I don’t think anyone is suggesting otherwise. I myself have said this much in another thread some days back. But one thing, I’d change your condition somewhat, to this: MostForProfitCompanies ==Product(s).
What I think says a lot is the fact that MDG post a comment like this – which is fine – but then does not squash talk of Saturn one day replacing Meteor at the helm.
Agreed. At first (when I first created this thread) I was thinking a 2.0 would be a better solution… thinking about it further, a new product name would be a better alternative than a 2.0. Not only for backwards compat. but the other stack puts you in quite a different mindset when building (functional + declarative).
I can’t tell you how happy that makes me and how much confidence that gives me in Meteor.
That’s awesome, and thanks for the reassurance.
Maybe the marketing team should push out a message and let the community know that Meteor isn’t just a side project and it can and should be used for serious applications.
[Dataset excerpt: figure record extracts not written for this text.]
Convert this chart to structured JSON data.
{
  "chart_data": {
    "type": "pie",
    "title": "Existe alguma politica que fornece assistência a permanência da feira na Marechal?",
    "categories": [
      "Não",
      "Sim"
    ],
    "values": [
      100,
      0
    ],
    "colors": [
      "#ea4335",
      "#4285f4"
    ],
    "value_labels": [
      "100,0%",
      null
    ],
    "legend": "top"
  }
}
I think a lot of potential developers have doubts about future support and development nowadays. (similar to how Blaze went under)
I feel like you are trying too hard to read more meaning into everything I say. But if it helps, there are exactly zero plans to have Saturn replace Meteor.
We’re working on this - in my opinion, the strongest endorsement we can provide is to explain how we use Meteor for our own production apps. Expect to see more very soon–right now we are focusing a lot on improving the build tool by working with production users that have big apps, and helping the Blaze transition happen smoothly.
People in the community are using it, and I think Tom uses it to test some Apollo SSR stuff. Either way, we can’t be accountable for every commit and repository out there.